One approach is to bring in more people by bringing the students into the review process. This has three advantages: reducing the load on the teaching staff, teaching the students how to review code, and exposing students to each other’s code and comments. It is easy to imagine a class where after an assignment is due, each student is then given the task of reviewing some amount of code written by classmates, after which the feedback would be collected and presented to the students for their own benefit, and also to the teaching staff to facilitate the grading process.

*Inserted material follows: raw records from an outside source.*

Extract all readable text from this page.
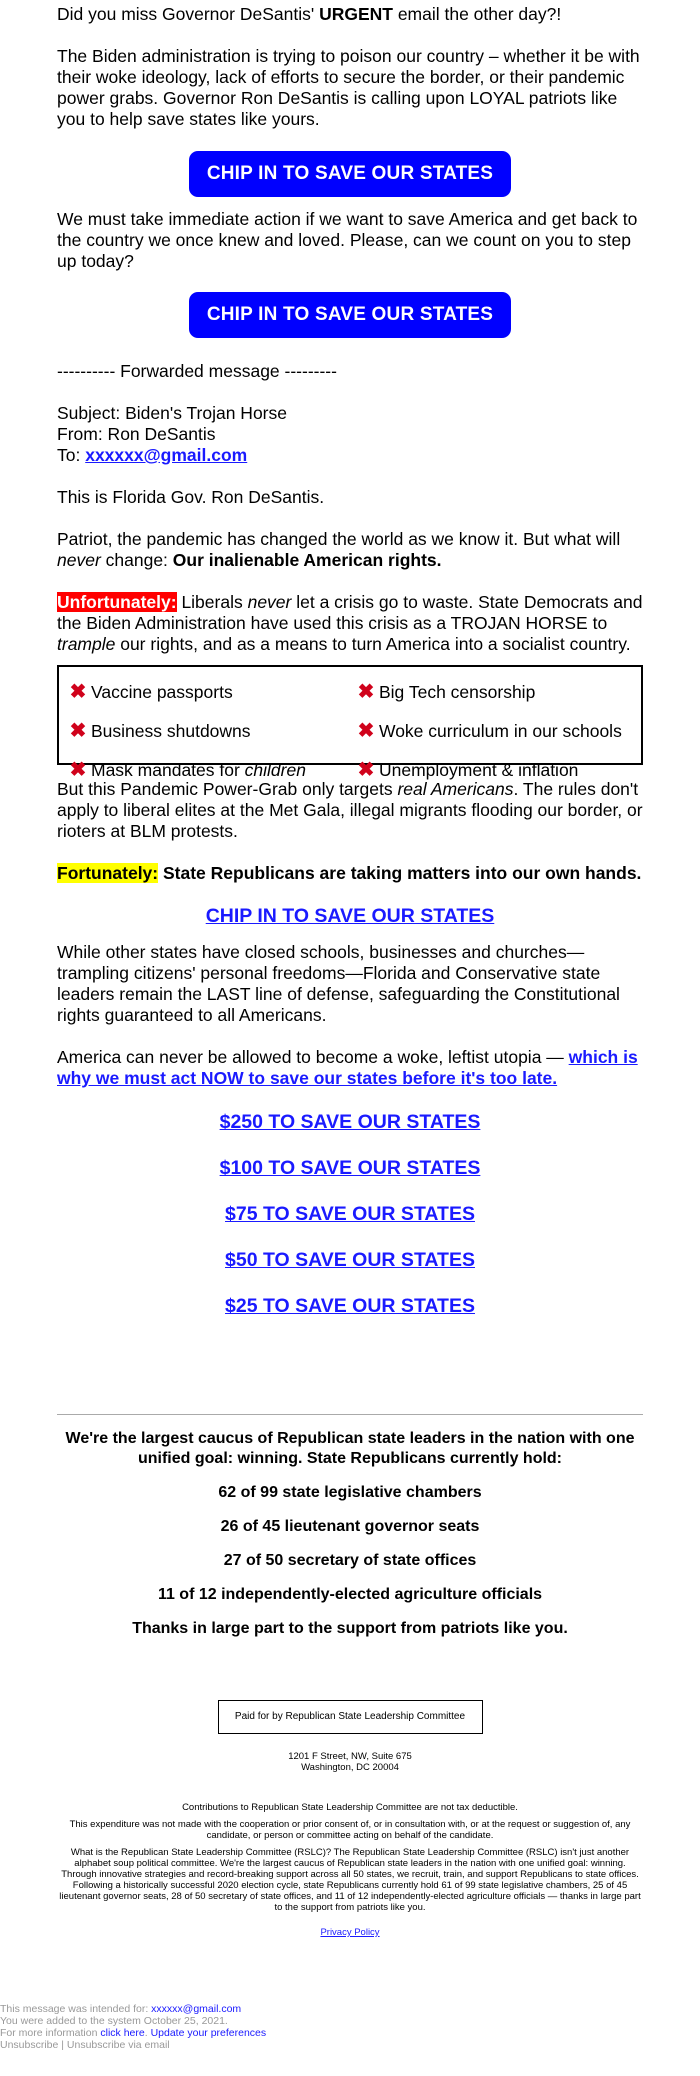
Did you miss Governor DeSantis' URGENT email the other day?!

The Biden administration is trying to poison our country – whether it be with their woke ideology, lack of efforts to secure the border, or their pandemic power grabs. Governor Ron DeSantis is calling upon LOYAL patriots like you to help save states like yours.

CHIP IN TO SAVE OUR STATES

We must take immediate action if we want to save America and get back to the country we once knew and loved. Please, can we count on you to step up today?

CHIP IN TO SAVE OUR STATES

---------- Forwarded message ---------

Subject: Biden's Trojan Horse

From: Ron DeSantis

To: xxxxxx@gmail.com

This is Florida Gov. Ron DeSantis.

Patriot, the pandemic has changed the world as we know it. But what will never change: Our inalienable American rights.

Unfortunately: Liberals never let a crisis go to waste. State Democrats and the Biden Administration have used this crisis as a TROJAN HORSE to trample our rights, and as a means to turn America into a socialist country.

✖ Vaccine passports	✖ Big Tech censorship
✖ Business shutdowns	✖ Woke curriculum in our schools
✖ Mask mandates for children	✖ Unemployment & inflation

But this Pandemic Power-Grab only targets real Americans. The rules don't apply to liberal elites at the Met Gala, illegal migrants flooding our border, or rioters at BLM protests.

Fortunately: State Republicans are taking matters into our own hands.

CHIP IN TO SAVE OUR STATES

While other states have closed schools, businesses and churches—trampling citizens' personal freedoms—Florida and Conservative state leaders remain the LAST line of defense, safeguarding the Constitutional rights guaranteed to all Americans.

America can never be allowed to become a woke, leftist utopia — which is why we must act NOW to save our states before it's too late.

$250 TO SAVE OUR STATES
$100 TO SAVE OUR STATES
$75 TO SAVE OUR STATES
$50 TO SAVE OUR STATES
$25 TO SAVE OUR STATES

We're the largest caucus of Republican state leaders in the nation with one unified goal: winning. State Republicans currently hold:

62 of 99 state legislative chambers

26 of 45 lieutenant governor seats

27 of 50 secretary of state offices

11 of 12 independently-elected agriculture officials

Thanks in large part to the support from patriots like you.

Paid for by Republican State Leadership Committee

1201 F Street, NW, Suite 675

Washington, DC 20004

Contributions to Republican State Leadership Committee are not tax deductible.

This expenditure was not made with the cooperation or prior consent of, or in consultation with, or at the request or suggestion of, any candidate, or person or committee acting on behalf of the candidate.

What is the Republican State Leadership Committee (RSLC)? The Republican State Leadership Committee (RSLC) isn't just another alphabet soup political committee. We're the largest caucus of Republican state leaders in the nation with one unified goal: winning. Through innovative strategies and record-breaking support across all 50 states, we recruit, train, and support Republicans to state offices. Following a historically successful 2020 election cycle, state Republicans currently hold 61 of 99 state legislative chambers, 25 of 45 lieutenant governor seats, 28 of 50 secretary of state offices, and 11 of 12 independently-elected agriculture officials — thanks in large part to the support from patriots like you.

Privacy Policy

This message was intended for: xxxxxx@gmail.com
You were added to the system October 25, 2021.
For more information click here. Update your preferences
Unsubscribe | Unsubscribe via email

While existing review systems are built for small teams of experienced developers whose primary goal is to improve code quality, our problem is fundamentally different. A classroom code review tool needs to be built for a large group of students of varying levels together with a small group of (hopefully experienced) teaching staff. Furthermore, while code quality is important, the primary goal in a classroom is to teach the students how to be better software engineers. By designing a few key features into the system with the characteristics of our reviewer population in mind, we can accelerate and improve both the quality of the code review and the quality of the student learning that result:
- Code partitioning – Because it would be unfeasible to simply distribute an entire project to a student for review, student code needs to be partitioned into small “chunks”, perhaps on the order of 50 lines each, to distribute to peers.
- Discussion support – Users can reply and vote on existing comments, allowing students to directly communicate with each other in the context of code.
- Reputation system – Users are rewarded for high-quality comments, incentivizing participation. This can be in the form of “karma” points, achievements or badges, or both.
The other approach is to bring in better tools to help streamline and automate the review process as much as possible. This is something that doesn’t quite exist yet in the wild. Our current state-of-the-art tools to ensuring code quality fall largely into two categories: completely automated systems like testing frameworks and static analysis, and completely user-driven tools like existing code review systems (Gerrit, Rietveld, Review Board).
Ideally, our tool would sit between these two extremes and aim to increase the efficiency and quality of the code review by automating tedious work and gathering relevant data. Our users are experience-rich and time-poor, so the it is the primary responsibility of the tool to decide how best to target their attention.
- Automatically generated feedback – Existing static analysis tools (Checkstyle, FindBugs) can often generate many of the same comments that human reviewers would otherwise leave. Why not add the output of those tools into the same interface that human reviewers use and allow users to upvote/downvote/reply to them.
- Clustering similar code – If a piece of code is unfamiliar to the reviewer, it could be extremely helpful to look at a piece of similar code somewhere else in the system that has already been reviewed and annotated.
In short, my thesis work is to improve both the code review process itself and software engineering education by adding students (and others) into the review process and giving them an intelligent, easy-to-use tool to make that process as easy and streamlined as possible.